Many artists and craftspeople have been able to build their audience by selling their works outside of Canada. For great tips on how to market your visual arts or crafts products in other countries, check out these tools:

  • CHRC’s HR tool called “The Art of Export Marketing of Cultural Products and Services”, especially the Export Ready Checklist and the Tips and Tools as well as the comprehensive lists of resources

A visual quiz


Trivia Challenge

Question 1: Canadian households spent _____ a year for visual arts alone.

  1. $5 million
  2. $250 million
  3. $1 billion

Question 2: In 2001, ______ people in Canada worked in visual arts and crafts.

  1. 75,000
  2. 120,000
  3. 162,000

Question 3: The average incomes of self-employed visual arts and craftspeople are ______ those of other Canadians.

  1. less than
  2. more than
  3. the same as

Question 4: Of all those working in the visual arts, the largest number work as _______.

  1. artisans and craftspersons
  2. graphic designers and illustrators
  3. architects

Question 5: As visual artists and craftspeople get older, they are _______ younger ones to practice full time.

  1. less likely than
  2. more likely than
  3. just as likely as


1. C
$1 billion sounds like a lot of money, but only about one-half of this amount goes to creators.
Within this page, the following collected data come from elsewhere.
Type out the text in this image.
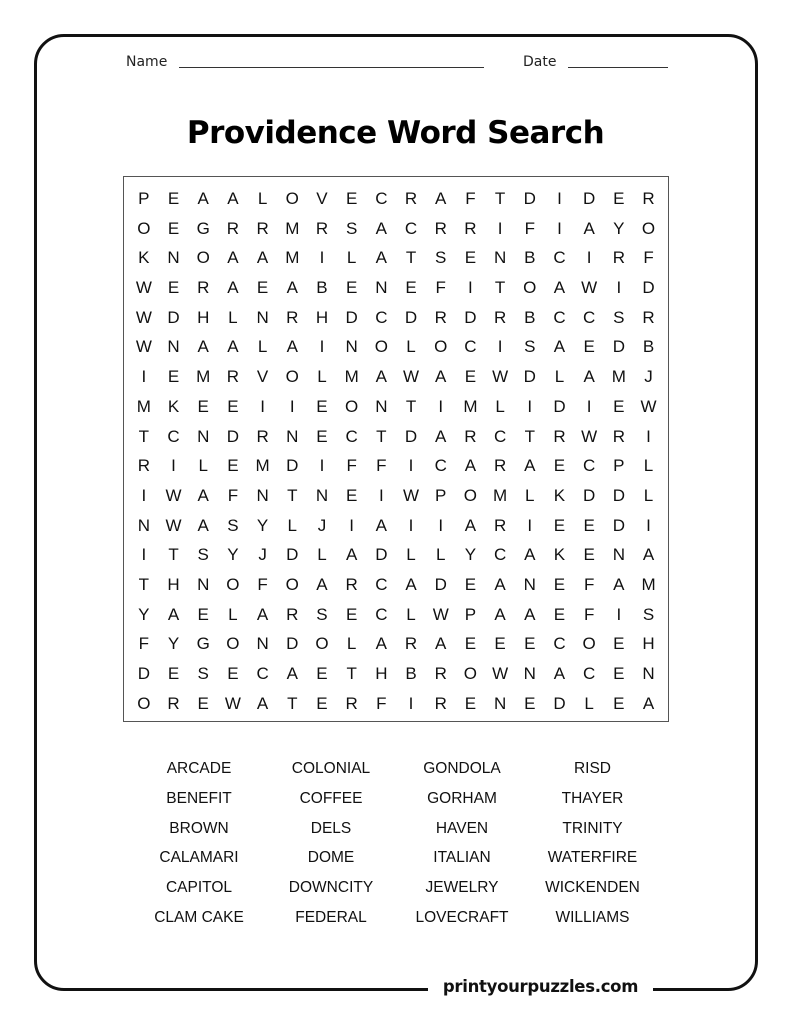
Name	Date
Providence Word Search
P	E	A	A	L	O	V	E	C	R	A	F	T	D	I	D	E	R
O	E	G R	R M R	S	A	C	R	R	I	F	I	A	Y	O
K	N O	A	A M	I	L	A	T	S	E	N	B	C	I	R	F
W E	R	A	E	A	B	E	N	E	F	I	T	O	A W	I	D
W D	H	L	N	R	H	D	C	D	R	D	R	B	C	C	S	R
W N	A	A	L	A	I	N O	L	O C	I	S	A	E	D	B
I	E M R	V	O	L	M A W A	E W D	L	A M	J
M K	E	E	I	I	E	O N	T	I	M	L	I	D	I	E W
T	C	N	D	R	N	E	C	T	D	A	R	C	T	R W R	I
R	I	L	E M D	I	F	F	I	C	A	R	A	E	C	P	L
I	W A	F	N	T	N	E	I	W P	O M	L	K	D	D	L
N W A	S	Y	L	J	I	A	I	I	A	R	I	E	E	D	I
I	T	S	Y	J	D	L	A	D	L	L	Y	C	A	K	E	N	A
T	H	N O	F	O	A	R	C	A	D	E	A	N	E	F	A M
Y	A	E	L	A	R	S	E	C	L W P	A	A	E	F	I	S
F	Y	G O N	D O	L	A	R	A	E	E	E	C O	E	H
D	E	S	E	C	A	E	T	H	B	R O W N	A	C	E	N
O R	E W A	T	E	R	F	I	R	E	N	E	D	L	E	A
ARCADE	COLONIAL	GONDOLA	RISD
BENEFIT	COFFEE	GORHAM	THAYER
BROWN	DELS	HAVEN	TRINITY
CALAMARI	DOME	ITALIAN	WATERFIRE
CAPITOL	DOWNCITY	JEWELRY	WICKENDEN
CLAM CAKE	FEDERAL	LOVECRAFT	WILLIAMS
printyourpuzzles.com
Most art galleries and retailers take a sales commission of between 40 and 50 per cent.

2. C
Unfortunately, the correct answer is C. Over the period 1991 to 2001, the number of people working in these occupations increased by 29 per cent.

3. A
Many visual artists and craftspeople make financial sacrifices in the early stages of their careers. However, established artists can develop well-paid careers eventually. You'll be able to work anywhere in Canada.

4. B
Graphic artists and illustrators comprise the highest per cent of the visual arts workforce at 28 per cent followed by artisans and craftspersons at 12 per cent and architects at 8 per cent.

5. B
Visual artists and craftspeople tend to devote more time to their careers as they become better established.